Erin Baxter

Personal information
- Full name: Erin Renee McCorkle
- Birth name: Erin Renee Baxter
- Date of birth: August 9, 1977 (age 48)
- Place of birth: Littleton, Colorado, United States
- Height: 5 ft 8 in (1.73 m)
- Position(s): Centre back / Defensive midfielder

College career
- Years: Team / Apps / (Gls)
- 1995–1998: Florida Gators / 85 / (26)

Senior career*
- Years: Team / Apps / (Gls)
- 1998–2000: Tampa Bay Extreme
- 2001–2003: Carolina Courage / 55 / (2)
- 2004: Carolina Dynamo / 4 / (1)

= Erin Baxter =

American former soccer player

Erin Renee McCorkle (born August 9, 1977) is an American former professional soccer player.

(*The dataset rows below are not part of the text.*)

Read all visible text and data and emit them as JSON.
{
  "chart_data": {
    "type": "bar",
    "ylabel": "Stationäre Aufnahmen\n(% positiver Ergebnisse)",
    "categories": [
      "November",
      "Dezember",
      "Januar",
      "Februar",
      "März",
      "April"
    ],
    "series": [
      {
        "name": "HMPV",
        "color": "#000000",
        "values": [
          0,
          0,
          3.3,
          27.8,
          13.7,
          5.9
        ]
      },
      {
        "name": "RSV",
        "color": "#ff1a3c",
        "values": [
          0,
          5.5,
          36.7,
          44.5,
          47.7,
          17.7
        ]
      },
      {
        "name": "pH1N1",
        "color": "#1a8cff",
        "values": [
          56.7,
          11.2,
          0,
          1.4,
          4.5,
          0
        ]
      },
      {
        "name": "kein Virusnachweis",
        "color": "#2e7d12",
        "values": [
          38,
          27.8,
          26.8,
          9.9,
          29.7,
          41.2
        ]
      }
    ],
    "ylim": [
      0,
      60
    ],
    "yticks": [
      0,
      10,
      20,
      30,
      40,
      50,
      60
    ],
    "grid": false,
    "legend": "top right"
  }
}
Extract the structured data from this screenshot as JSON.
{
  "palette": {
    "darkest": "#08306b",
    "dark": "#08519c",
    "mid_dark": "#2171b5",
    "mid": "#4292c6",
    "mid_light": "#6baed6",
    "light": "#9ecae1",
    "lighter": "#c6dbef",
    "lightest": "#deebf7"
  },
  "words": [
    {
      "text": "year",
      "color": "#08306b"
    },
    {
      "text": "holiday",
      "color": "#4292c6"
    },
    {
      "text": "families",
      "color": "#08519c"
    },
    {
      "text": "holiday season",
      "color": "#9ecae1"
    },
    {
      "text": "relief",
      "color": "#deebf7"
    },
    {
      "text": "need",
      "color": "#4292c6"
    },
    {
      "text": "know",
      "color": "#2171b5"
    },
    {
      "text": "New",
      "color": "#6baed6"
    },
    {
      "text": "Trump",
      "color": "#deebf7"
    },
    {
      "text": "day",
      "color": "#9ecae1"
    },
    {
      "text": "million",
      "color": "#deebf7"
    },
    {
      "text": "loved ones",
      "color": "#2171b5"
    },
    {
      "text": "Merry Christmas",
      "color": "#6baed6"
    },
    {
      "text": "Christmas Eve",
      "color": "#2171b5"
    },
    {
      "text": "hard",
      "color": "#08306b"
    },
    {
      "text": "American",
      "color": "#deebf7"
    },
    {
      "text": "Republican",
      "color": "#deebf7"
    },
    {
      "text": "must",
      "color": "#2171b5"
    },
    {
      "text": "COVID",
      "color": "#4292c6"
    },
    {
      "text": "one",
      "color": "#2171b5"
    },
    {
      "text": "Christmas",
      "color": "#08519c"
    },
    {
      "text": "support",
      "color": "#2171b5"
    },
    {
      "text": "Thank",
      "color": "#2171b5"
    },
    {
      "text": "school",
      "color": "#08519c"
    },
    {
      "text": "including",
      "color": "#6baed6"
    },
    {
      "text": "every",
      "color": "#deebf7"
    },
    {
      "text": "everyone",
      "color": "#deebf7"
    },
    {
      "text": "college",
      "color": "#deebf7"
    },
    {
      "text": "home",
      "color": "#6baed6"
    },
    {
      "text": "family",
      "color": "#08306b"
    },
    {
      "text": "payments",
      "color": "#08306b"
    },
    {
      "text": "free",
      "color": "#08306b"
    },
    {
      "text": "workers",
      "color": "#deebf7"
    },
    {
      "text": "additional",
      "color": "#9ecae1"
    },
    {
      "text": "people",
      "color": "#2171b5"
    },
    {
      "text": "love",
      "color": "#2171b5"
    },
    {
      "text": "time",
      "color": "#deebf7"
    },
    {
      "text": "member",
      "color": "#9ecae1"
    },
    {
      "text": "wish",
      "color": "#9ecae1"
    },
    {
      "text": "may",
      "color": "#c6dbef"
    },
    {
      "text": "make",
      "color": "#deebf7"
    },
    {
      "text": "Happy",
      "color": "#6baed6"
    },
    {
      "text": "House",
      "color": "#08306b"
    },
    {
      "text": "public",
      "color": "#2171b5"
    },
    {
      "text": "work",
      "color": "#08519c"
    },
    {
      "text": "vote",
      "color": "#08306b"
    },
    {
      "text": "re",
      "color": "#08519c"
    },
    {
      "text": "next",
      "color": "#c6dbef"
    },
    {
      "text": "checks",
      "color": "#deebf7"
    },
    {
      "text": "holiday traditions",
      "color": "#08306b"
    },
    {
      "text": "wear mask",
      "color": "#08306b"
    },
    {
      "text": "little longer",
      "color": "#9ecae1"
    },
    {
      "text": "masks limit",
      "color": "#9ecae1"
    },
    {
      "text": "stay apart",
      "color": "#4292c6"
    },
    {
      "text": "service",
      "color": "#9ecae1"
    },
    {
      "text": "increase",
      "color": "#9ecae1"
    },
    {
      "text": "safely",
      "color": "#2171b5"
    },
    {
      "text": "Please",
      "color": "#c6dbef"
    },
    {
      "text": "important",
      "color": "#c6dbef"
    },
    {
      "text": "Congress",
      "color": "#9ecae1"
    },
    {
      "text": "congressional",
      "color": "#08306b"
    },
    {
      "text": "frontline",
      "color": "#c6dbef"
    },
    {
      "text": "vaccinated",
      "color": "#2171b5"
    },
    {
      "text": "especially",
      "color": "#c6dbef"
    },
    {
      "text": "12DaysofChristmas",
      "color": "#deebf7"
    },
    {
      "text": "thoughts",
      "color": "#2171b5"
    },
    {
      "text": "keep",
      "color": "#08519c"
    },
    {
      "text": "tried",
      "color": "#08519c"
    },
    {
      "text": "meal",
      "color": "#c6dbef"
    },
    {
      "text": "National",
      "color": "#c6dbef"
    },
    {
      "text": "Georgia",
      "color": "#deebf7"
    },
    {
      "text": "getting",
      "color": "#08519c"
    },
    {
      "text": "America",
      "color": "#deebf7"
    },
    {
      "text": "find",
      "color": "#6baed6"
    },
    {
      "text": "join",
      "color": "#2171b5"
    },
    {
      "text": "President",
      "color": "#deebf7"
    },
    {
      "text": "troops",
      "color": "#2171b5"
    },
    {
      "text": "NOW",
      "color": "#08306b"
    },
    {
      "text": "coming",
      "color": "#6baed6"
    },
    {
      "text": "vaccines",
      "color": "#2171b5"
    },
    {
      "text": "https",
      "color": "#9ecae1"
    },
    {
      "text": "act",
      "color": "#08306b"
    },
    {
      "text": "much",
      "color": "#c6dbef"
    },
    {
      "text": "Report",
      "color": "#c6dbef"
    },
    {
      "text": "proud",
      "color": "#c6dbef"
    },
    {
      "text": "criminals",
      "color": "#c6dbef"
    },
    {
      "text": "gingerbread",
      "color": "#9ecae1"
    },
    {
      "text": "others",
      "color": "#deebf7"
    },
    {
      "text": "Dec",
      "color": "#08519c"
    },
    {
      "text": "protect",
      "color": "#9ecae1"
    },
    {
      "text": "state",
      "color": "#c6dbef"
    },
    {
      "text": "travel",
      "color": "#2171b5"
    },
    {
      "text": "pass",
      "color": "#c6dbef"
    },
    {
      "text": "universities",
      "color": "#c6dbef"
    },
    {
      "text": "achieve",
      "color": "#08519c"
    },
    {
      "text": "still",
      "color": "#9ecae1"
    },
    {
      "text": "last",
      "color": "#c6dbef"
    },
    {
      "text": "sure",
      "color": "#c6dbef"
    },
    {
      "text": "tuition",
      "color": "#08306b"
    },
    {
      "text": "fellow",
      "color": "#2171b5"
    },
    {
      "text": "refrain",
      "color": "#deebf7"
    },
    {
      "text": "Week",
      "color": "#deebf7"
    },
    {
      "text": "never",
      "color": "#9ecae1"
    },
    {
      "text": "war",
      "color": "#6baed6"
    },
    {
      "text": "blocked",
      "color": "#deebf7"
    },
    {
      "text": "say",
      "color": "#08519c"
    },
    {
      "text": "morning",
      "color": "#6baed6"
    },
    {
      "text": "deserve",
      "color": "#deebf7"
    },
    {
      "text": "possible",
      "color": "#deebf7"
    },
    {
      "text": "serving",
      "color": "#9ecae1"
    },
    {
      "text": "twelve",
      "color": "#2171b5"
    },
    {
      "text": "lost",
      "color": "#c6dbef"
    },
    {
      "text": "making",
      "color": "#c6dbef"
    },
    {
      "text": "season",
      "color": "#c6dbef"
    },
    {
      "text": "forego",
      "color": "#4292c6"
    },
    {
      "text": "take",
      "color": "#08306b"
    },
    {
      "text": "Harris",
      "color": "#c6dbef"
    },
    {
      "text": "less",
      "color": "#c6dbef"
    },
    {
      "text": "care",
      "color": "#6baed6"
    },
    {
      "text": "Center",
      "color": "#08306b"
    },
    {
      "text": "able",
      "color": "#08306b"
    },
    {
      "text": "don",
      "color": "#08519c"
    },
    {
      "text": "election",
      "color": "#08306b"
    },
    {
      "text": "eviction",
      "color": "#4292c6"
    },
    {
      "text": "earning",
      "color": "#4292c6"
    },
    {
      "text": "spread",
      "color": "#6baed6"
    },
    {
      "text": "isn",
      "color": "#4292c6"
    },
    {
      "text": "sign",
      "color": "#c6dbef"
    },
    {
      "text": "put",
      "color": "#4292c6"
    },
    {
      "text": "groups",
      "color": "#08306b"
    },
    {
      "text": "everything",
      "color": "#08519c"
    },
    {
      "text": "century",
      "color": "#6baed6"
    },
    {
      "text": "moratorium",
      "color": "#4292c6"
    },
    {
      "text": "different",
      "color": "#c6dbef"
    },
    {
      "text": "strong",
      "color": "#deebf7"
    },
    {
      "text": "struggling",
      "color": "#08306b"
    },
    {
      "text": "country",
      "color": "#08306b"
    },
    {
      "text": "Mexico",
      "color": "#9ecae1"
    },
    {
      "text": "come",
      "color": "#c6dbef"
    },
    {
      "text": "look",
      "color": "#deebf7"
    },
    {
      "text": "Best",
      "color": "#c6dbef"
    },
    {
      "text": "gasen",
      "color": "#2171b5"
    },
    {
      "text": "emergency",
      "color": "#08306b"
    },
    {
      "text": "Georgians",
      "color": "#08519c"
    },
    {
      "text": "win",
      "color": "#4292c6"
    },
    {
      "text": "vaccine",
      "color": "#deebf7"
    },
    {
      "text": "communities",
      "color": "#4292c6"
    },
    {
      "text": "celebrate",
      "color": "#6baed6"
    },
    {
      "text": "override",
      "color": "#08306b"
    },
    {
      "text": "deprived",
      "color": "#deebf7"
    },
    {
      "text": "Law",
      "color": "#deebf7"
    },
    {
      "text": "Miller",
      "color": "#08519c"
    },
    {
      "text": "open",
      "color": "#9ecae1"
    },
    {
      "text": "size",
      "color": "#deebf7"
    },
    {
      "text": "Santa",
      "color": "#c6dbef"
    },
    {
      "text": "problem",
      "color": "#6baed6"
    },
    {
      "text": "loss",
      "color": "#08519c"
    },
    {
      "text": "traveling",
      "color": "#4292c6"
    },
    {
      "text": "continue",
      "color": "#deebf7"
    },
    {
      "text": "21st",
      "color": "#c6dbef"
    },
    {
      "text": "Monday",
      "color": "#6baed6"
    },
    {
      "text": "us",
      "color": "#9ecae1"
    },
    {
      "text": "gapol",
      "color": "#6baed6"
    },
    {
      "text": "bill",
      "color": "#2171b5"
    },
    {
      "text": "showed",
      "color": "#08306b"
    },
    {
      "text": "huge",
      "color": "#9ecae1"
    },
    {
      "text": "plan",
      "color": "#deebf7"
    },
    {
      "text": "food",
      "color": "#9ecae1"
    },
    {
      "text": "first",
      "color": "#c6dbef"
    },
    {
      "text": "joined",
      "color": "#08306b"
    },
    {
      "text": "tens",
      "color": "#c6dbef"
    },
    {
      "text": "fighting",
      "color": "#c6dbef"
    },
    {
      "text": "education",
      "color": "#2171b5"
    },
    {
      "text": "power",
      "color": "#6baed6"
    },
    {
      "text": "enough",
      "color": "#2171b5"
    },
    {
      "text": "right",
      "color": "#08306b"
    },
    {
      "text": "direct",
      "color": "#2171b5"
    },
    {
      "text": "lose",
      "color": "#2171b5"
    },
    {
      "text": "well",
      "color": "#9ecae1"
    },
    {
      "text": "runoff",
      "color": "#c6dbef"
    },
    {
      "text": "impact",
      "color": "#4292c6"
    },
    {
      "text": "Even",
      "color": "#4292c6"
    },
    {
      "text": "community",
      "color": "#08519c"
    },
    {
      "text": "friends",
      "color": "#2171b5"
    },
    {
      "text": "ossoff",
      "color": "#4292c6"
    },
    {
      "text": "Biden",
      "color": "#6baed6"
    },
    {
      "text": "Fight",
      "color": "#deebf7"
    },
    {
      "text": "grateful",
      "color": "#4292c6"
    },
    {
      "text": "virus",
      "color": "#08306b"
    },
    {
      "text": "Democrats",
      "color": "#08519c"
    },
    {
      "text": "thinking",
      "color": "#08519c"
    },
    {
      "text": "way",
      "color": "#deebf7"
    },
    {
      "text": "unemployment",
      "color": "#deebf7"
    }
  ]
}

A combative defensive midfielder, she played for Carolina Courage of Women's United Soccer Association (WUSA).

Baxter played college soccer for the University of Florida "Gators". She was inducted to the University of Florida Athletic Hall of Fame in April 2009.

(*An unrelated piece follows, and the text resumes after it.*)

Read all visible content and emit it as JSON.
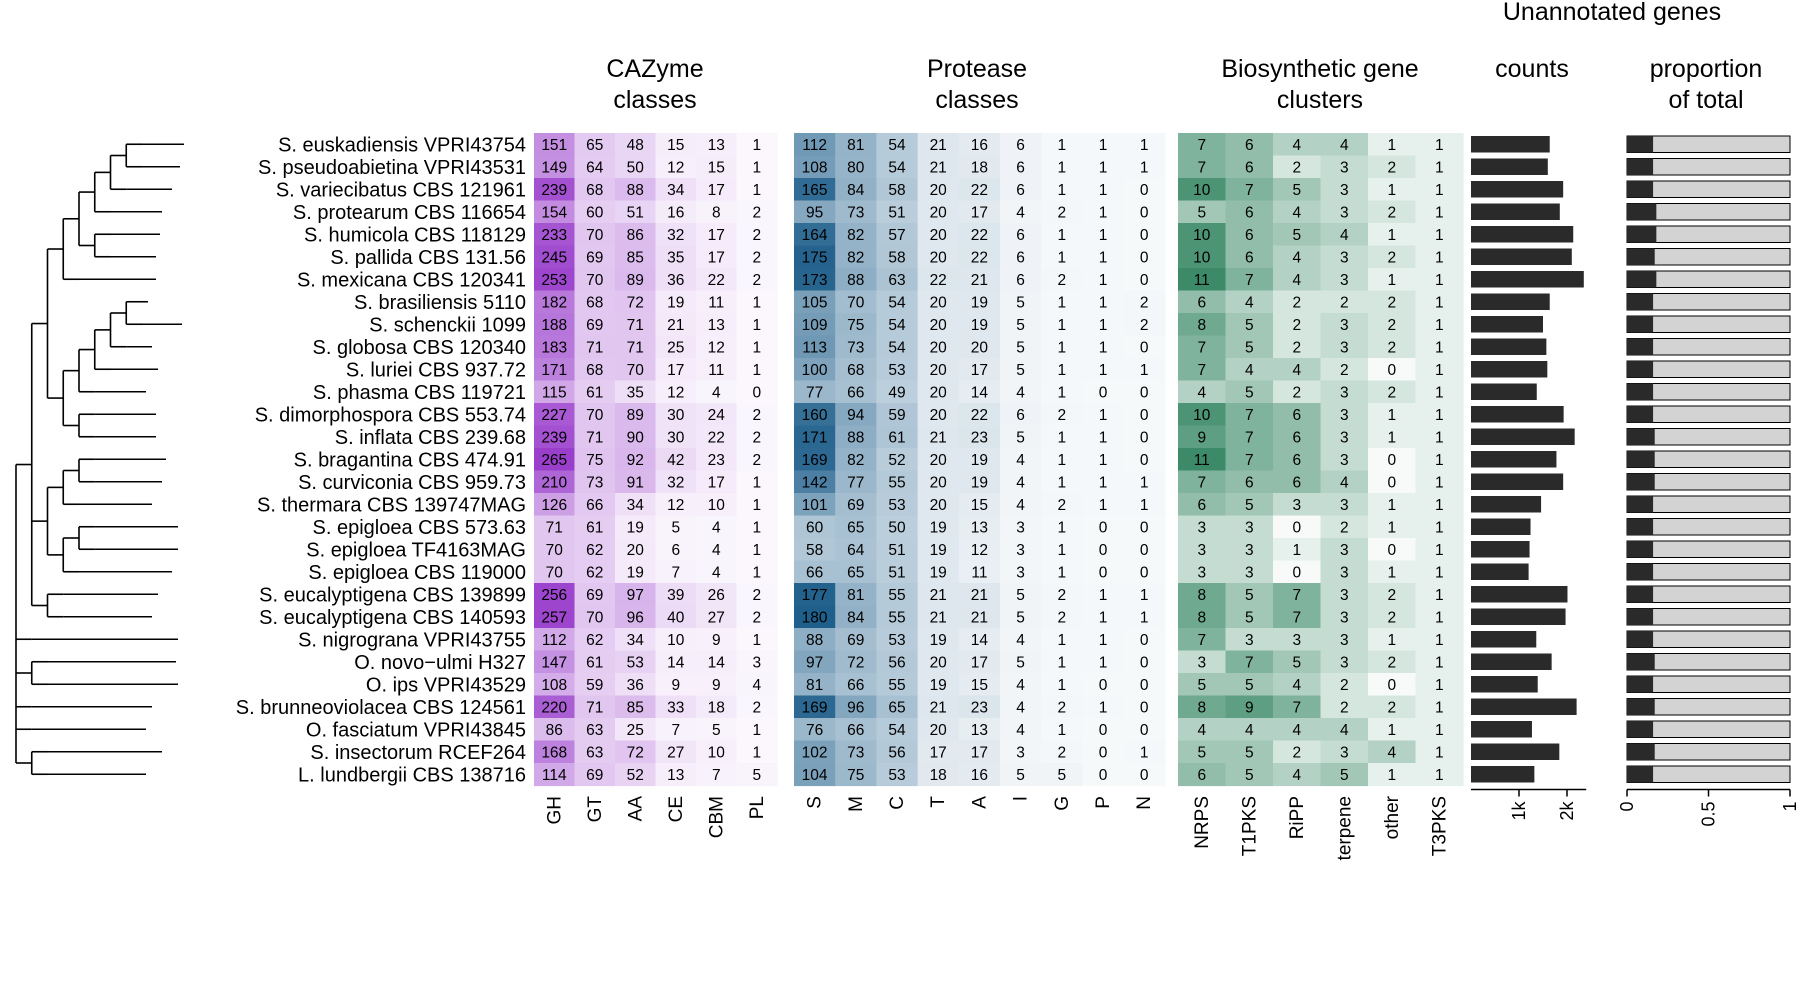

Baxter was the Carolina Courage's fourth draft pick ahead of the inaugural 2001 season of the Women's United Soccer Association (WUSA). Described as a "tireless blue-collar worker", versatile Baxter featured as one of the best defensive midfielder in 2001 before switching to central defense in the Courage's 2002 WUSA Founders Cup-winning campaign. When starting midfielder Hege Riise suffered a knee injury early in 2003, Baxter was moved back into midfield.

In April 2004, Baxter signed for Carolina Dynamo. She made four appearances and scored one goal for the club in the 2004 USL W-League season.

Following the demise of WUSA, Baxter retrained as an accountant and began working for Ernst & Young in her native Littleton, Colorado. In 2009 she was living with husband John, with whom she has two daughters, Kylie Grace and Sydney Harper.